གཟའ་ཕུར་བུ། ༢༠༢༢/༡༢/༠༨

Chinese Anti-Corruption Activists on Trial for 'Disturbing Public Order'

Security personnel stand guard outside as Chinese human rights lawyer Ding Jiaxi stands trial at a court in Haidian District, Beijing, April 8, 2014.
Two Chinese anti-corruption activists accused of "disturbing public order" went on trial Tuesday in Beijing amid heavy security.

Ding Jiaxi and Li Wei are part of the New Citizens' Movement, a campaign encouraging Chinese officials to publicly disclose their assets.

The Communist Party is in the midst of its own campaign to weed out corruption within its ranks, but views the grassroots movement as a threat.

The group's founder, Xu Zhiyong, was sentenced in January to four years in prison.

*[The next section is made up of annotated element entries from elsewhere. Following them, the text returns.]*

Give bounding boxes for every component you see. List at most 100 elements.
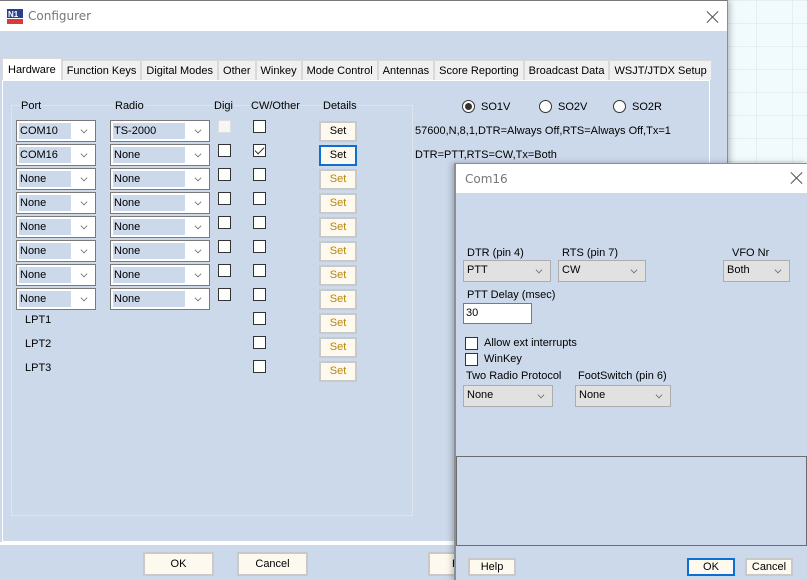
cw-other-checkbox[interactable] — [253, 264, 266, 277]
cw-other-checkbox[interactable] — [253, 144, 266, 157]
port-select[interactable]: COM16 — [16, 144, 96, 166]
chevron-down-icon — [194, 246, 202, 254]
set-details-button[interactable]: Set — [319, 241, 357, 262]
two-radio-protocol-select[interactable]: None — [463, 385, 553, 407]
tab-other[interactable]: Other — [218, 60, 256, 80]
lpt-label: LPT3 — [25, 362, 52, 374]
radio-select[interactable]: None — [110, 288, 210, 310]
radio-select[interactable]: None — [110, 216, 210, 238]
close-icon[interactable] — [706, 10, 720, 24]
cancel-button[interactable]: Cancel — [237, 552, 308, 576]
tab-mode-control[interactable]: Mode Control — [301, 60, 378, 80]
radio-label: SO2R — [632, 100, 662, 113]
mode-radio-so1v[interactable]: SO1V — [462, 100, 510, 113]
port-select[interactable]: None — [16, 288, 96, 310]
port-header: Port — [20, 100, 43, 112]
cw-other-checkbox[interactable] — [253, 240, 266, 253]
port-value: COM10 — [19, 123, 71, 139]
tab-winkey[interactable]: Winkey — [255, 60, 302, 80]
set-details-button[interactable]: Set — [319, 121, 357, 142]
svg-text:N1: N1 — [8, 10, 19, 19]
winkey-checkbox[interactable] — [465, 353, 478, 366]
footswitch-value: None — [579, 389, 606, 401]
cw-other-checkbox[interactable] — [253, 192, 266, 205]
dialog-help-button[interactable]: Help — [468, 558, 516, 576]
dtr-select[interactable]: PTT — [463, 260, 551, 282]
radio-value: None — [113, 291, 185, 307]
port-value: None — [19, 243, 71, 259]
chevron-down-icon — [80, 150, 88, 158]
chevron-down-icon — [655, 391, 663, 399]
digi-checkbox[interactable] — [218, 192, 231, 205]
set-details-button[interactable]: Set — [319, 169, 357, 190]
chevron-down-icon — [194, 174, 202, 182]
cw-other-checkbox[interactable] — [253, 288, 266, 301]
radio-select[interactable]: None — [110, 240, 210, 262]
radio-value: None — [113, 267, 185, 283]
digi-checkbox[interactable] — [218, 288, 231, 301]
footswitch-select[interactable]: None — [575, 385, 671, 407]
set-details-button[interactable]: Set — [319, 313, 357, 334]
set-details-button[interactable]: Set — [319, 289, 357, 310]
cw-other-checkbox[interactable] — [253, 312, 266, 325]
port-select[interactable]: None — [16, 240, 96, 262]
port-select[interactable]: None — [16, 168, 96, 190]
ptt-delay-input[interactable]: 30 — [463, 303, 532, 324]
digi-checkbox[interactable] — [218, 144, 231, 157]
set-details-button[interactable]: Set — [319, 265, 357, 286]
allow-ext-interrupts-label: Allow ext interrupts — [484, 337, 577, 349]
dialog-ok-button[interactable]: OK — [687, 558, 735, 576]
set-details-button[interactable]: Set — [319, 217, 357, 238]
tab-strip: Hardware Function Keys Digital Modes Other W… — [2, 58, 712, 80]
rts-value: CW — [562, 264, 581, 276]
close-icon[interactable] — [790, 171, 804, 185]
chevron-down-icon — [80, 270, 88, 278]
port-select[interactable]: None — [16, 216, 96, 238]
digi-checkbox[interactable] — [218, 168, 231, 181]
dialog-cancel-button[interactable]: Cancel — [745, 558, 793, 576]
chevron-down-icon — [80, 294, 88, 302]
digi-checkbox[interactable] — [218, 120, 231, 133]
digi-checkbox[interactable] — [218, 216, 231, 229]
tab-wsjt-jtdx-setup[interactable]: WSJT/JTDX Setup — [609, 60, 712, 80]
radio-select[interactable]: None — [110, 192, 210, 214]
chevron-down-icon — [194, 294, 202, 302]
digi-checkbox[interactable] — [218, 240, 231, 253]
port-select[interactable]: COM10 — [16, 120, 96, 142]
radio-select[interactable]: None — [110, 144, 210, 166]
tab-digital-modes[interactable]: Digital Modes — [141, 60, 219, 80]
radio-select[interactable]: TS-2000 — [110, 120, 210, 142]
tab-score-reporting[interactable]: Score Reporting — [434, 60, 524, 80]
cw-other-checkbox[interactable] — [253, 336, 266, 349]
vfo-value: Both — [727, 264, 750, 276]
set-details-button[interactable]: Set — [319, 361, 357, 382]
cw-other-checkbox[interactable] — [253, 360, 266, 373]
notes-panel — [456, 456, 807, 546]
cw-other-header: CW/Other — [250, 100, 301, 112]
radio-button-icon — [613, 100, 626, 113]
port-value: None — [19, 219, 71, 235]
tab-function-keys[interactable]: Function Keys — [61, 60, 142, 80]
set-details-button[interactable]: Set — [319, 193, 357, 214]
tab-broadcast-data[interactable]: Broadcast Data — [523, 60, 610, 80]
allow-ext-interrupts-checkbox[interactable] — [465, 337, 478, 350]
port-value: None — [19, 195, 71, 211]
set-details-button[interactable]: Set — [319, 145, 357, 166]
digi-checkbox[interactable] — [218, 264, 231, 277]
cw-other-checkbox[interactable] — [253, 168, 266, 181]
radio-select[interactable]: None — [110, 264, 210, 286]
port-value: COM16 — [19, 147, 71, 163]
mode-radio-so2v[interactable]: SO2V — [539, 100, 587, 113]
set-details-button[interactable]: Set — [319, 337, 357, 358]
ok-button[interactable]: OK — [143, 552, 214, 576]
rts-select[interactable]: CW — [558, 260, 646, 282]
tab-antennas[interactable]: Antennas — [377, 60, 435, 80]
cw-other-checkbox[interactable] — [253, 216, 266, 229]
mode-radio-so2r[interactable]: SO2R — [613, 100, 662, 113]
vfo-select[interactable]: Both — [723, 260, 790, 282]
port-select[interactable]: None — [16, 264, 96, 286]
port-select[interactable]: None — [16, 192, 96, 214]
radio-select[interactable]: None — [110, 168, 210, 190]
tab-hardware[interactable]: Hardware — [2, 58, 62, 80]
cw-other-checkbox[interactable] — [253, 120, 266, 133]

Ding and Li face up to five years in jail for "gathering a crowd to disturb public order."

Ding's lawyer, Sui Muqing, said a guilty verdict is all but certain, though he denies the defendants committed any crime.

"They didn't cause any harm to society, as has been said. Moreover, their behavior should be praised and encouraged. It's extremely easy to judge - it doesn't require much expert legal knowledge: They are very clearly innocent. They're not just innocent, there isn't even a trace of illegality," said Sui.

Highlighting the sensitivity of the case, police barred a group of foreign diplomats and blocked journalists from the courthouse as the proceedings began Tuesday.

Qui Yueying was among a group of New Citizens' Movement supporters gathered outside the courthouse in Beijing's Haidian district.

"I think they are totally innocent. We have fought together in the past. Honestly, we think that this movement is a movement for all the people. It's something that the public all long for," said Qui.

The activists' lawyers expect the trial to last around two days.